Polres Cilacap Masuk Daftar Penerima THR Duit Panas Bupati Syamsul Auliya – KPK Pindahkan Pemeriksaan ke Polres Banyumas

e02e1128 741f 4f46 8b04 715c71e109e9 0

Polres Cilacap Terlibat dalam Penerimaan THR dari Dana Tidak Sah, KPK Pindahkan Pemeriksaan ke Banyumas

Komisi Pemberantasan Korupsi (KPK) memutuskan mengalihkan proses penyelidikan ke Polres Banyumas. Tindakan ini dilakukan untuk menghindari konflik kepentingan, karena Polres Cilacap tercatat sebagai salah satu penerima Tunjangan Hari Raya (THR) yang diperoleh dari dana tidak sah milik Bupati Cilacap, Syamsul Auliya. KPK menyebutkan, uang THR tersebut diumpamakan melalui tekanan terhadap para kepala dinas di Satuan Kerja Perangkat Daerah (SKPD), dengan ancaman mutasi jabatan jika tidak memenuhi permintaan.

Pemerasan THR Terungkap dalam OTT

Kasus korupsi ini terbongkar saat operasi tangkap tangan (OTT) yang dilakukan KPK beberapa hari lalu. Sebanyak 27 orang tertangkap, namun pemeriksaan intensif dilakukan di Polres Banyumas. Deputi Bidang Penindakan KPK, Asep Guntur, menjelaskan bahwa langkah ini sengaja diambil karena Polres Cilacap dianggap sebagai pihak eksternal yang menerima dana hasil pemerasan. “Karena dari informasi yang kami kumpulkan, uang THR tersebut sudah dialirkan ke Forkopimda, salah satunya adalah Polres Cilacap,” kata Asep dalam jumpa pers di Gedung Merah Putih KPK, Jakarta, Sabtu (14/3).

Kemudian terhadap 27 orang (terjaring OTT) kenapa diperiksanya di Banyumas dan tidak di Cilacap? Kami menghindari terjadinya konflik kepentingan. Ini kita pindah ke Banyumas,” jelas Asep.

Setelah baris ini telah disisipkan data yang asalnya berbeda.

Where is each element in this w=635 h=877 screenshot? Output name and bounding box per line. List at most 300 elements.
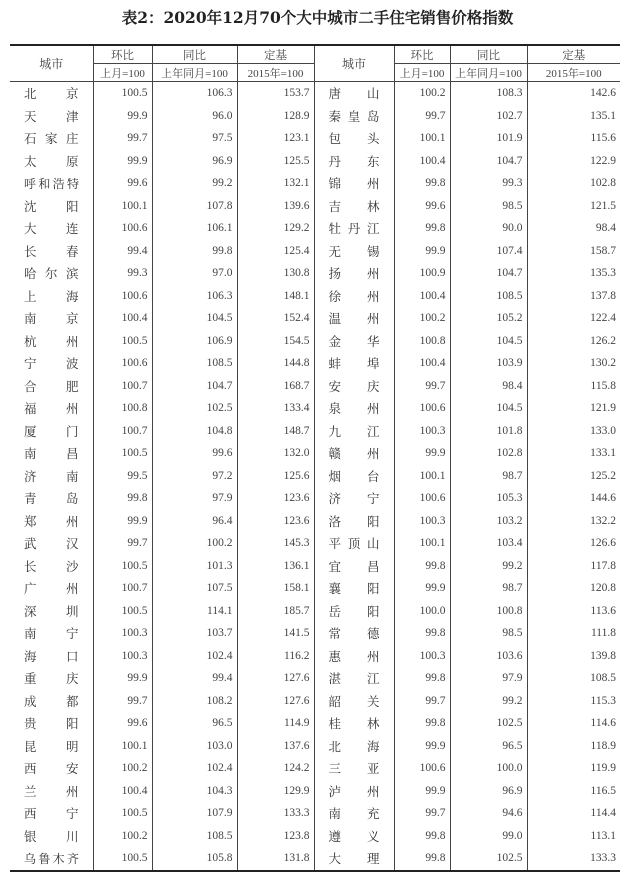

Di samping itu, KPK juga mengungkap bahwa praktik pemerasan terhadap SKPD sudah berlangsung sejak Lebaran 2025. Total dana yang diduga dikumpulkan mencapai Rp750 juta, termasuk untuk THR pribadi dan pihak eksternal. Dalam penyelidikan, dana tunai sebesar Rp610 juta telah disita sebagai bukti korupsi. KPK kembali menegaskan larangan penerimaan THR dari pihak eksternal oleh kepala daerah, menyusul penetapan Syamsul Auliya sebagai tersangka.

Bupati Cilacap dan Sekretaris Daerah Kabupaten Cilacap, Sadmoko Danardono, kini ditahan selama 20 hari pertama, mulai 14 Maret hingga 2 April 2026. Penahanan dilakukan di Rutan Cabang Gedung Merah Putih KPK. KPK menyebutkan kedua tersangka disangkakan melanggar Pasal 12 huruf e dan/atau Pasal 12B UU No. 31 Tahun 1999 tentang Pemberantasan Tindak Pidana Korupsi, serta Pasal 20 huruf c UU No. 1 Tahun 2023 tentang KUHP.

KPK membawa 13 dari 27 orang yang diamankan dalam OTT ke Jakarta untuk pemeriksaan lanjutan. Hal ini mengindikasikan bahwa praktik serupa telah terjadi sebelumnya, bahkan pada tahun 2025. Pemindahan penyidikan bertujuan menghindari bias dalam proses hukum, terutama mengingat Polres Cilacap secara langsung terlibat dalam distribusi dana tersebut.